Click to learn more about author Karl Zimmerman.
Data-driven decision-making is vitally important to modern enterprises. Without the analysis of data, we can’t hope to make intelligent decisions about how to achieve our business goals. The data we have available to us is richer and more voluminous than ever before. Collecting data is now almost a trivial problem — many businesses have more data than they know what to do with. Cloud platforms make it easy to store our Data Lakes and use them collaboratively. Data Analytics and Machine Learning technologies are capable of mining huge amounts of data for valuable insights.
But in itself data and Data Analytics platforms don’t help us to make good decisions. Data is inert — ones and zeroes on a storage medium. Of course, all that data means something in context, but what we’re interested in is how it can provide insights within our context. And without knowing our context — understanding what it is we hope to achieve — data can be more of a liability than a benefit.
It’s cheap to collect and analyze data, and we need data to make good decisions, so it might seem that more data is always better. However, without the ability to interrogate data for answers to the questions we need to ask, it’s easy to be misled. The first stage of any Data Analytics project shouldn’t be technological. It shouldn’t focus on how to gather data or where to store it. Right at the beginning, we should be thinking about what our business goals are, the questions we need answering to move us closer to fulfilling those goals, and how we can best discover those answers in the data we can collect.

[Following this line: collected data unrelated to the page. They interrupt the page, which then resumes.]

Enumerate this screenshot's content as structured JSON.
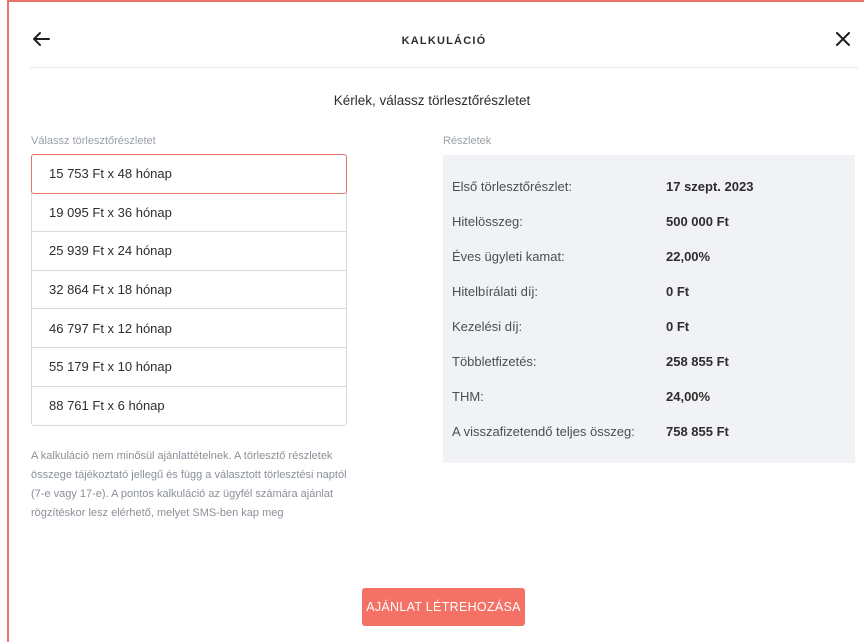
{
  "header": {
    "title": "KALKULÁCIÓ",
    "back_icon": "arrow-left-icon",
    "close_icon": "close-icon"
  },
  "subtitle": "Kérlek, válassz törlesztőrészletet",
  "options_section": {
    "label": "Válassz törlesztőrészletet",
    "selected_index": 0,
    "items": [
      "15 753 Ft x 48 hónap",
      "19 095 Ft x 36 hónap",
      "25 939 Ft x 24 hónap",
      "32 864 Ft x 18 hónap",
      "46 797 Ft x 12 hónap",
      "55 179 Ft x 10 hónap",
      "88 761 Ft x 6 hónap"
    ]
  },
  "details_section": {
    "label": "Részletek",
    "rows": [
      {
        "label": "Első törlesztőrészlet:",
        "value": "17 szept. 2023"
      },
      {
        "label": "Hitelösszeg:",
        "value": "500 000 Ft"
      },
      {
        "label": "Éves ügyleti kamat:",
        "value": "22,00%"
      },
      {
        "label": "Hitelbírálati díj:",
        "value": "0 Ft"
      },
      {
        "label": "Kezelési díj:",
        "value": "0 Ft"
      },
      {
        "label": "Többletfizetés:",
        "value": "258 855 Ft"
      },
      {
        "label": "THM:",
        "value": "24,00%"
      },
      {
        "label": "A visszafizetendő teljes összeg:",
        "value": "758 855 Ft"
      }
    ]
  },
  "note": "A kalkuláció nem minősül ajánlattételnek. A törlesztő részletek összege tájékoztató jellegű és függ a választott törlesztési naptól (7-e vagy 17-e). A pontos kalkuláció az ügyfél számára ajánlat rögzítéskor lesz elérhető, melyet SMS-ben kap meg",
  "cta_label": "AJÁNLAT LÉTREHOZÁSA",
  "colors": {
    "accent": "#f37165",
    "border_accent": "#e9736a",
    "panel_bg": "#f0f2f5"
  }
}
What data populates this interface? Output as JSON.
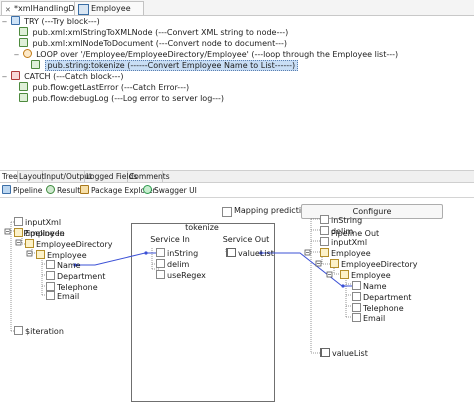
{
  "editor_tabs": [
    {
      "label": "*xmlHandlingDemo",
      "active": true,
      "closable": true
    },
    {
      "label": "Employee",
      "active": false,
      "closable": false
    }
  ],
  "flow": [
    {
      "expander": "−",
      "label": "TRY (---Try block---)",
      "icon": "try-icon"
    },
    {
      "expander": "",
      "label": "pub.xml:xmlStringToXMLNode (---Convert XML string to node---)",
      "icon": "invoke-icon"
    },
    {
      "expander": "",
      "label": "pub.xml:xmlNodeToDocument (---Convert node to document---)",
      "icon": "invoke-icon"
    },
    {
      "expander": "−",
      "label": "LOOP over '/Employee/EmployeeDirectory/Employee' (---loop through the Employee list---)",
      "icon": "loop-icon"
    },
    {
      "expander": "",
      "label": "pub.string:tokenize (------Convert Employee Name to List------)",
      "icon": "invoke-icon",
      "selected": true
    },
    {
      "expander": "−",
      "label": "CATCH (---Catch block---)",
      "icon": "catch-icon"
    },
    {
      "expander": "",
      "label": "pub.flow:getLastError (---Catch Error---)",
      "icon": "invoke-icon"
    },
    {
      "expander": "",
      "label": "pub.flow:debugLog (---Log error to server log---)",
      "icon": "invoke-icon"
    }
  ],
  "bottom_tabs": [
    "Tree",
    "Layout",
    "Input/Output",
    "Logged Fields",
    "Comments"
  ],
  "view_tabs": [
    {
      "label": "Pipeline",
      "icon": "pipeline-icon"
    },
    {
      "label": "Results",
      "icon": "results-icon"
    },
    {
      "label": "Package Explorer",
      "icon": "package-icon"
    },
    {
      "label": "Swagger UI",
      "icon": "swagger-icon"
    }
  ],
  "mapping": {
    "service_title": "tokenize",
    "mapping_predictions_label": "Mapping predictions",
    "mapping_predictions_checked": false,
    "configure_label": "Configure",
    "pipeline_in_title": "Pipeline In",
    "service_in_title": "Service In",
    "service_out_title": "Service Out",
    "pipeline_out_title": "Pipeline Out",
    "pipeline_in": [
      {
        "label": "inputXml",
        "type": "str"
      },
      {
        "label": "Employee",
        "type": "doc"
      },
      {
        "label": "EmployeeDirectory",
        "type": "doc"
      },
      {
        "label": "Employee",
        "type": "doc"
      },
      {
        "label": "Name",
        "type": "str"
      },
      {
        "label": "Department",
        "type": "str"
      },
      {
        "label": "Telephone",
        "type": "str"
      },
      {
        "label": "Email",
        "type": "str"
      },
      {
        "label": "$iteration",
        "type": "str"
      }
    ],
    "service_in": [
      {
        "label": "inString",
        "type": "str"
      },
      {
        "label": "delim",
        "type": "str"
      },
      {
        "label": "useRegex",
        "type": "str"
      }
    ],
    "service_out": [
      {
        "label": "valueList",
        "type": "list"
      }
    ],
    "pipeline_out": [
      {
        "label": "inString",
        "type": "str"
      },
      {
        "label": "delim",
        "type": "str"
      },
      {
        "label": "inputXml",
        "type": "str"
      },
      {
        "label": "Employee",
        "type": "doc"
      },
      {
        "label": "EmployeeDirectory",
        "type": "doc"
      },
      {
        "label": "Employee",
        "type": "doc"
      },
      {
        "label": "Name",
        "type": "str"
      },
      {
        "label": "Department",
        "type": "str"
      },
      {
        "label": "Telephone",
        "type": "str"
      },
      {
        "label": "Email",
        "type": "str"
      },
      {
        "label": "valueList",
        "type": "list"
      }
    ]
  },
  "colors": {
    "selection": "#c9def5",
    "link_line": "#3b50d6",
    "tree_line": "#7a7a7a"
  }
}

Data can provide any number of vanity metrics that sound good but don’t really help us meet our business goals. Even worse, if misleading vanity metrics are used to set targets, work within an organization can be focused in entirely the wrong direction.

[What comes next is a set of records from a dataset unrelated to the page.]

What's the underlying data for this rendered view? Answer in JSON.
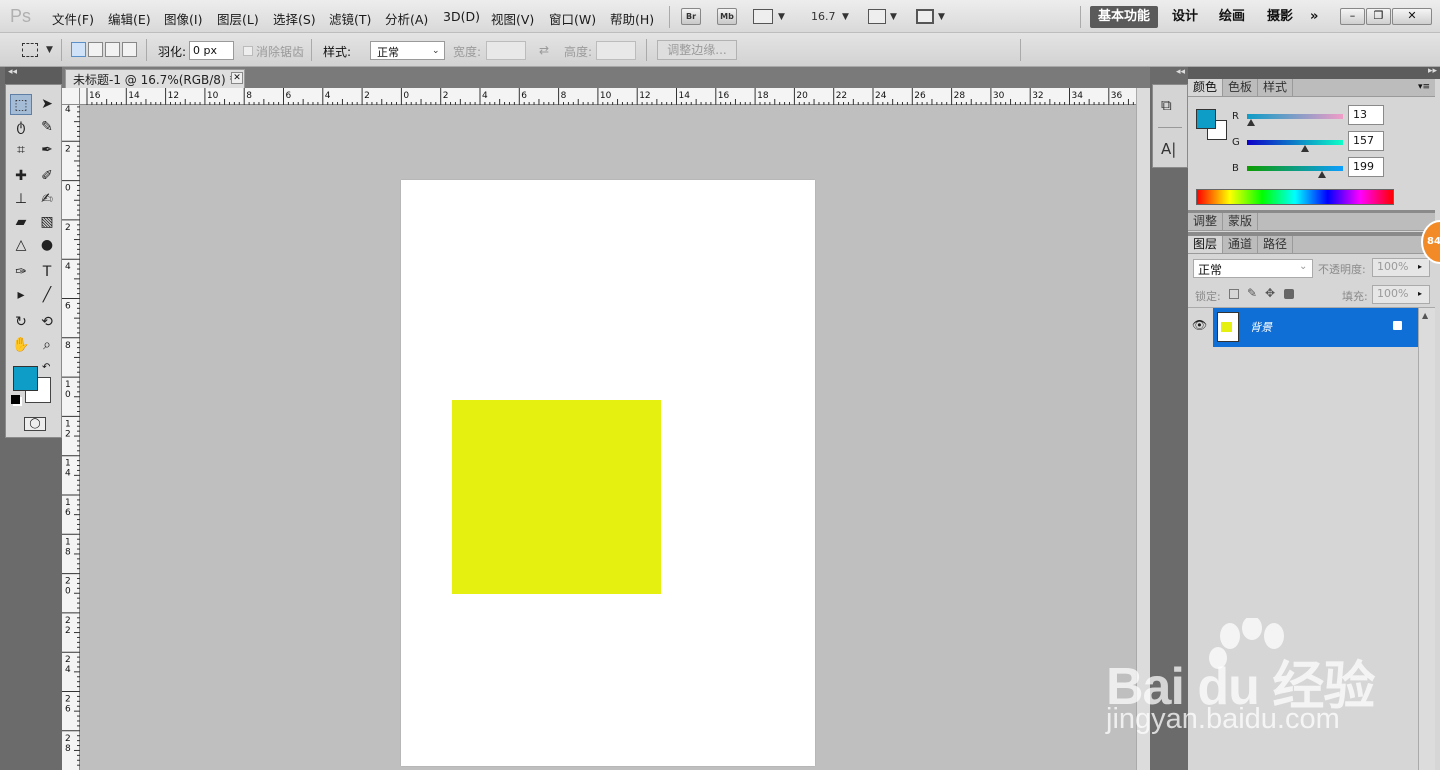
{
  "app": {
    "logo": "Ps"
  },
  "menu": [
    "文件(F)",
    "编辑(E)",
    "图像(I)",
    "图层(L)",
    "选择(S)",
    "滤镜(T)",
    "分析(A)",
    "3D(D)",
    "视图(V)",
    "窗口(W)",
    "帮助(H)"
  ],
  "appbar": {
    "bridge": "Br",
    "minibridge": "Mb",
    "zoom": "16.7"
  },
  "workspaces": [
    "基本功能",
    "设计",
    "绘画",
    "摄影"
  ],
  "workspace_more": "»",
  "options": {
    "feather_label": "羽化:",
    "feather_value": "0 px",
    "antialias_label": "消除锯齿",
    "style_label": "样式:",
    "style_value": "正常",
    "width_label": "宽度:",
    "height_label": "高度:",
    "refine_edge": "调整边缘..."
  },
  "document": {
    "tab_title": "未标题-1 @ 16.7%(RGB/8) *"
  },
  "ruler": {
    "h_labels": [
      "16",
      "14",
      "12",
      "10",
      "8",
      "6",
      "4",
      "2",
      "0",
      "2",
      "4",
      "6",
      "8",
      "10",
      "12",
      "14",
      "16",
      "18",
      "20",
      "22",
      "24",
      "26",
      "28",
      "30",
      "32",
      "34",
      "36"
    ],
    "v_labels": [
      "4",
      "2",
      "0",
      "2",
      "4",
      "6",
      "8",
      "10",
      "12",
      "14",
      "16",
      "18",
      "20",
      "22",
      "24",
      "26",
      "28"
    ]
  },
  "colors": {
    "foreground": "#0d9dc7",
    "background": "#ffffff",
    "canvas_shape": "#e5ef10",
    "layer_selected": "#0f6fd6"
  },
  "color_panel": {
    "tabs": [
      "颜色",
      "色板",
      "样式"
    ],
    "r_label": "R",
    "r_value": "13",
    "g_label": "G",
    "g_value": "157",
    "b_label": "B",
    "b_value": "199"
  },
  "adjust_panel": {
    "tabs": [
      "调整",
      "蒙版"
    ]
  },
  "layers_panel": {
    "tabs": [
      "图层",
      "通道",
      "路径"
    ],
    "blend_mode": "正常",
    "opacity_label": "不透明度:",
    "opacity_value": "100%",
    "lock_label": "锁定:",
    "fill_label": "填充:",
    "fill_value": "100%",
    "layer_name": "背景"
  },
  "badge": "84",
  "watermark": {
    "brand": "Bai du 经验",
    "url": "jingyan.baidu.com"
  }
}
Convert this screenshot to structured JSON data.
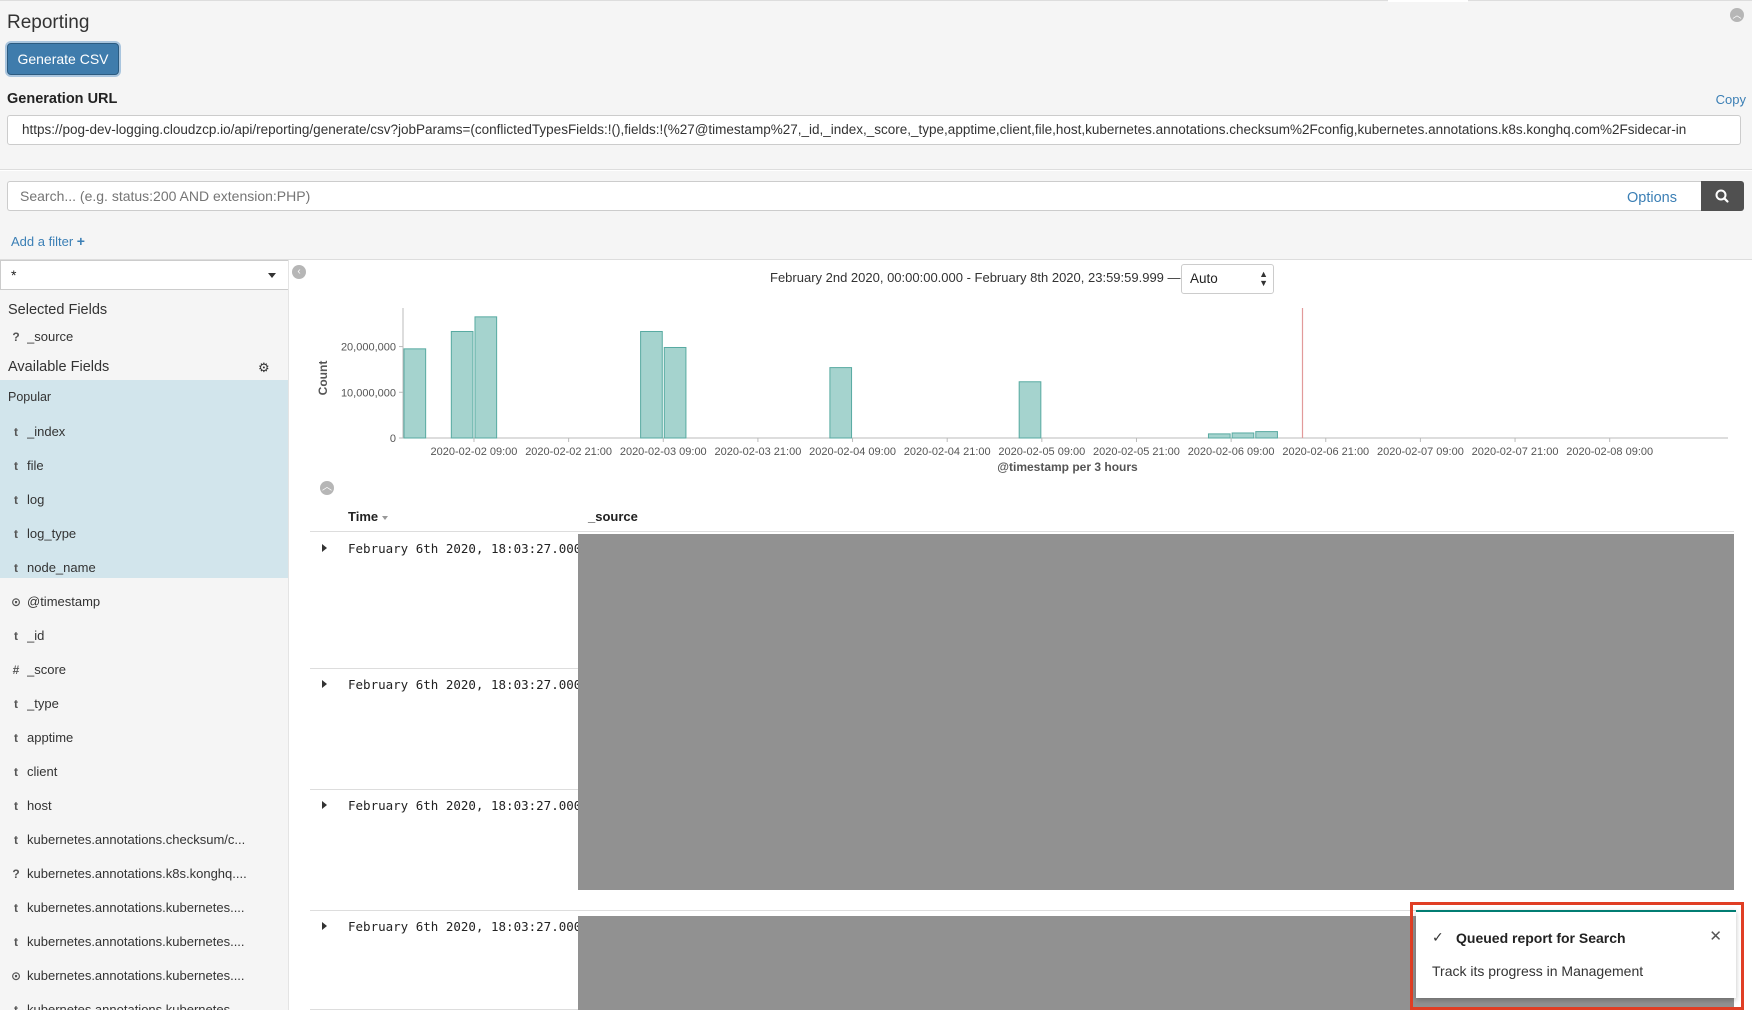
{
  "reporting": {
    "title": "Reporting",
    "generate_button": "Generate CSV",
    "generation_url_label": "Generation URL",
    "copy_label": "Copy",
    "url": "https://pog-dev-logging.cloudzcp.io/api/reporting/generate/csv?jobParams=(conflictedTypesFields:!(),fields:!(%27@timestamp%27,_id,_index,_score,_type,apptime,client,file,host,kubernetes.annotations.checksum%2Fconfig,kubernetes.annotations.k8s.konghq.com%2Fsidecar-in"
  },
  "search": {
    "placeholder": "Search... (e.g. status:200 AND extension:PHP)",
    "options_label": "Options",
    "search_icon": "search-icon"
  },
  "filter": {
    "add_filter_label": "Add a filter",
    "plus": "+"
  },
  "sidebar": {
    "index_pattern": "*",
    "selected_fields_title": "Selected Fields",
    "selected_fields": [
      {
        "type": "?",
        "name": "_source"
      }
    ],
    "available_fields_title": "Available Fields",
    "popular_label": "Popular",
    "popular_fields": [
      {
        "type": "t",
        "name": "_index"
      },
      {
        "type": "t",
        "name": "file"
      },
      {
        "type": "t",
        "name": "log"
      },
      {
        "type": "t",
        "name": "log_type"
      },
      {
        "type": "t",
        "name": "node_name"
      }
    ],
    "other_fields": [
      {
        "type": "⊙",
        "name": "@timestamp"
      },
      {
        "type": "t",
        "name": "_id"
      },
      {
        "type": "#",
        "name": "_score"
      },
      {
        "type": "t",
        "name": "_type"
      },
      {
        "type": "t",
        "name": "apptime"
      },
      {
        "type": "t",
        "name": "client"
      },
      {
        "type": "t",
        "name": "host"
      },
      {
        "type": "t",
        "name": "kubernetes.annotations.checksum/c..."
      },
      {
        "type": "?",
        "name": "kubernetes.annotations.k8s.konghq...."
      },
      {
        "type": "t",
        "name": "kubernetes.annotations.kubernetes...."
      },
      {
        "type": "t",
        "name": "kubernetes.annotations.kubernetes...."
      },
      {
        "type": "⊙",
        "name": "kubernetes.annotations.kubernetes...."
      },
      {
        "type": "t",
        "name": "kubernetes.annotations.kubernetes...."
      }
    ]
  },
  "histogram": {
    "time_range": "February 2nd 2020, 00:00:00.000 - February 8th 2020, 23:59:59.999 —",
    "interval": "Auto"
  },
  "chart_data": {
    "type": "bar",
    "xlabel": "@timestamp per 3 hours",
    "ylabel": "Count",
    "ylim": [
      0,
      28000000
    ],
    "yticks": [
      0,
      10000000,
      20000000
    ],
    "ytick_labels": [
      "0",
      "10,000,000",
      "20,000,000"
    ],
    "x_start": "2020-02-02 00:00",
    "x_end": "2020-02-09 00:00",
    "xtick_labels": [
      "2020-02-02 09:00",
      "2020-02-02 21:00",
      "2020-02-03 09:00",
      "2020-02-03 21:00",
      "2020-02-04 09:00",
      "2020-02-04 21:00",
      "2020-02-05 09:00",
      "2020-02-05 21:00",
      "2020-02-06 09:00",
      "2020-02-06 21:00",
      "2020-02-07 09:00",
      "2020-02-07 21:00",
      "2020-02-08 09:00"
    ],
    "bars": [
      {
        "x": "2020-02-02 00:00",
        "y": 19500000
      },
      {
        "x": "2020-02-02 06:00",
        "y": 23300000
      },
      {
        "x": "2020-02-02 09:00",
        "y": 26500000
      },
      {
        "x": "2020-02-03 06:00",
        "y": 23300000
      },
      {
        "x": "2020-02-03 09:00",
        "y": 19800000
      },
      {
        "x": "2020-02-04 06:00",
        "y": 15400000
      },
      {
        "x": "2020-02-05 06:00",
        "y": 12300000
      },
      {
        "x": "2020-02-06 06:00",
        "y": 900000
      },
      {
        "x": "2020-02-06 09:00",
        "y": 1100000
      },
      {
        "x": "2020-02-06 12:00",
        "y": 1400000
      }
    ],
    "now_marker": "2020-02-06 18:03",
    "bar_color": "#a5d3ce",
    "bar_stroke": "#57aaa1",
    "marker_color": "#e29a9a"
  },
  "table": {
    "time_header": "Time",
    "source_header": "_source",
    "rows": [
      {
        "time": "February 6th 2020, 18:03:27.000"
      },
      {
        "time": "February 6th 2020, 18:03:27.000"
      },
      {
        "time": "February 6th 2020, 18:03:27.000"
      },
      {
        "time": "February 6th 2020, 18:03:27.000"
      }
    ]
  },
  "toast": {
    "title": "Queued report for Search",
    "body": "Track its progress in Management",
    "accent": "#017d73",
    "highlight": "#e03e24"
  }
}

In the science world, trawling data for insights before forming a hypothesis is a cardinal sin. It’s all too easy to see what you want in the data. Instead, scientists hypothesize, design experiments that will refute or confirm their hypothesis, gather the data, and perform statistical analyses to ensure that their results are significant — that they actually answer the questions they’re supposed to.
I don’t expect the average executive to become a Data Scientist — that’s one of the reasons we need better and more intuitive tooling around data analytics — but, at the very least, they should ensure that they’re clear on the specific goals that data gathering and analytics are intended to support.
Data is a powerful aid to business decision-making, but data can’t provide the answers we seek unless we put it in the context of our greater goals.